Younger investors are thinking differently than past generations about advice from an advisor; while 62% of Boomers rely on an advisor, only 39% of Millennials do so. So, firms will have to try harder to retain their client base and keep the assets of each family while they are being passed from generation to generation.
In addition to seeking advice from their inner circles, Millennials are conducting their own research on what’s best for them financially. We know that Millennials are spending their money very differently than past generations, but they are also learning on their own what’s worth their money and what isn’t. They are less trusting of authoritative voices in the industry, and are leading their own research on matters such as finance.
Since young adults are living with different financial hardships than older generations, due to the rising cost of living and education, they need to know that their lifestyle is understood. According to a study by Bank of America, Millennials are learning to be financially responsible at a faster rate than older generations ever were.
Be treated equal to older investors
You can’t treat Millennial clients like second-class citizens. Since younger investors aren’t on most financial advisors’ radar, they often don’t get the same treatment as older investors who may have more assets. But Millennials aren’t looking to be treated any differently than Baby Boomer and Gen X clients. They want access to the same information and strategies as older investors.

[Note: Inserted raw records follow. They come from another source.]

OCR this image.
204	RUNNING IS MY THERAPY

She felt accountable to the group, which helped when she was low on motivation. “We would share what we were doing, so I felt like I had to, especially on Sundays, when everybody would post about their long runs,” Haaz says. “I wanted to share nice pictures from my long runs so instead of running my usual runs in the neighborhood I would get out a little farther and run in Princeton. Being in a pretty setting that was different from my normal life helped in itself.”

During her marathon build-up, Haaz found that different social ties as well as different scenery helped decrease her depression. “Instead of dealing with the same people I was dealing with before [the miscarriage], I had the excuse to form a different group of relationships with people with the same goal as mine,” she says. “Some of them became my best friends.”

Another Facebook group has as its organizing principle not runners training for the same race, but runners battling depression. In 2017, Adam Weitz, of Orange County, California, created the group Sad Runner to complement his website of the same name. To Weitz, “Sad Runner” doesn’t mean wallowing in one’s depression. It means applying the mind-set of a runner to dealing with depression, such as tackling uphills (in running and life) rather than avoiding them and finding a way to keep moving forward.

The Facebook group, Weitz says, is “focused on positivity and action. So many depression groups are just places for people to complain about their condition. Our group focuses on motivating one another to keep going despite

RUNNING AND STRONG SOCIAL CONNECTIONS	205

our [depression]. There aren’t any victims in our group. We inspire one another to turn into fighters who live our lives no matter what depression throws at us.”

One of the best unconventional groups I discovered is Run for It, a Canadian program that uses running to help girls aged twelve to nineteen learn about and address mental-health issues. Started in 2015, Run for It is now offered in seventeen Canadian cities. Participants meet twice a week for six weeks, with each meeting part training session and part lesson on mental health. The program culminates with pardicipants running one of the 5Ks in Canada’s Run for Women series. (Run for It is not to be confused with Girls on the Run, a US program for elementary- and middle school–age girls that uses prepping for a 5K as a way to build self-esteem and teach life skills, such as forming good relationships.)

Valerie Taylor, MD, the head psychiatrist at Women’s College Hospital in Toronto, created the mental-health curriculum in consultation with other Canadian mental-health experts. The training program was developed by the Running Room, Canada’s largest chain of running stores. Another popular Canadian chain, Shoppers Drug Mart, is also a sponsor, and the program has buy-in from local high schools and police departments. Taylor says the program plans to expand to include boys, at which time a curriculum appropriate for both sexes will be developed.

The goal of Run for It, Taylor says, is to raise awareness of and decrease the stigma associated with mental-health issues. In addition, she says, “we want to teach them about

The financial services industry is experiencing a couple of changes simultaneously. There is currently a shortage of advisors compared to the rising number of investors looking for their services. Wealth- management firms are struggling to maintain family assets as new generations gain inheritance, and their advisors begin to retire. Also, younger investors have an entirely different outlook on how wealth-management services should be delivered, requiring firms to rethink strategies and how they use technology.
Luckily, financial service firms are putting emphasis on their wealth-management offerings, because it’ll take quite the investment to keep up with the latest trends and find talent to cater to potential clients. Millennials aren’t looking to lose control of their financial decisions, but rather to find an abundance of resources to support them.
What does this mean for you?
Product mix, channel, and message have always been critical to success. Understanding the target audience and their motivators and current mindset is necessary to connect with a prospect and turn them into a client. Financial organizations are no exception to these basic tenets, so applying these insights to marketing strategies will help to build relationships with Millennial targets.